Neuro isn’t local iirc

south walrus Sep 13, 2024, 6:53 PM

#

neon pumice eh suppose you had 8 4090s running nonstop 8 * 0.5kW * 24hr * 7days * 12p/kWh = ...

compared to ur somehow $60 of claude costs its not insignficant

#

but also pretty sure if neuro was claude and i was using the api it would cost wayyyyyyyyyyyyyyyyyyyyyyyyyyyyyyyyyyyyyyyyyyyyyyyyyyy more than $60

#

in a model like claude 3.5 sonnet

#

and 200k context window

#

if you were using the whole context window, each request alone would be $0.75 for input tokens

#

and assuming those 8 million characters are like

#

idk being generous here only 20000 requests

#

thats $15000

#

which is a bit more than your estimate of $60

neon pumice Sep 13, 2024, 7:14 PM

#

south walrus if you were using the whole context window, each request alone would be $0.75 fo...

ahhh i see
i was wondering how those other costs came in
evilWheeze i was way off

night ravine Sep 13, 2024, 7:33 PM

#

That's a lot neuro7

#

Man, that last subathon must have been expensive.

sullen lynx Sep 13, 2024, 7:35 PM

#

the subs would have paid off the expenses no?

night ravine Sep 13, 2024, 7:42 PM

#

sullen lynx the subs would have paid off the expenses no?
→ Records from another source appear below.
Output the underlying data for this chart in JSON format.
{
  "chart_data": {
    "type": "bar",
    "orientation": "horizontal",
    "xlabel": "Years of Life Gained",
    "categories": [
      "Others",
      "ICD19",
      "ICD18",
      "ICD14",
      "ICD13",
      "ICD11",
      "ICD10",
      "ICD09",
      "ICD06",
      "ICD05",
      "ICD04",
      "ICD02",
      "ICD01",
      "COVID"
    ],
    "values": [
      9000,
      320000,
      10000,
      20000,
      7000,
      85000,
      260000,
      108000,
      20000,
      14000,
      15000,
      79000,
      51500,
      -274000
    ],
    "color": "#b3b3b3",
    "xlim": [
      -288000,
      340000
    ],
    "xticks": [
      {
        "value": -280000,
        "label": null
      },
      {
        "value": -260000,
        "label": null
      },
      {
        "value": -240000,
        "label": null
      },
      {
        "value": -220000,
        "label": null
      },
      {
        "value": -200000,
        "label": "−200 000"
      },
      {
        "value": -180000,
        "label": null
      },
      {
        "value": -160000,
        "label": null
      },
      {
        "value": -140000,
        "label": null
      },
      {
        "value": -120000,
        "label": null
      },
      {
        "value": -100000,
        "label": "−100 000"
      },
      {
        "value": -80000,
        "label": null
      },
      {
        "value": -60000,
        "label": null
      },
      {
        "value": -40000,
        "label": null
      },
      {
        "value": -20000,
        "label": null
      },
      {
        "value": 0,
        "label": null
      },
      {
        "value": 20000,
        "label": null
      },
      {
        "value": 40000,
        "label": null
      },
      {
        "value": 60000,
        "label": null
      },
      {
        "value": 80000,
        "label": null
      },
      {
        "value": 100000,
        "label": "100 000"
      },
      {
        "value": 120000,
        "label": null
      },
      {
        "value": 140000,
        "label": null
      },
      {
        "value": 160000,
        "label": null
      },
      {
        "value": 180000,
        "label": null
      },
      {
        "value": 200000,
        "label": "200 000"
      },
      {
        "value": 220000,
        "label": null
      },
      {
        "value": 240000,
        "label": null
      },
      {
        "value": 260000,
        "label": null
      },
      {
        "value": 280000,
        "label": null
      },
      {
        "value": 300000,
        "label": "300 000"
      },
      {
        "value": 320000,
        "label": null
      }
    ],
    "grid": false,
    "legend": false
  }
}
No idea tbh. Though, assuming that Vedal uses Claude (Which he was probably joking about NeuroTease idk), we would need to go back to the subathon vods and compute an estimate of the total gross return from donations and subs during that period. Moreover, we could use data from his total hours streamed with Neuro (Someone uploaded the data for that on the forums), and simply to a Revenue - ((average token requests made by Neuro in an hour x total hours streamed during the subathon) x the token input cost) to get to a rough estimate

south walrus Sep 13, 2024, 8:22 PM

#

thankfully neuro is not the claude api

#

or I could be bankrupted who knows

#

also if you don't wanna pay silly amounts for input context you can just utilise claudes new caching thing

#

or better yet

#

host ur own os model

#

use any inference engine with kv caching

#How much would it cost to run Neuro all week, non-stop?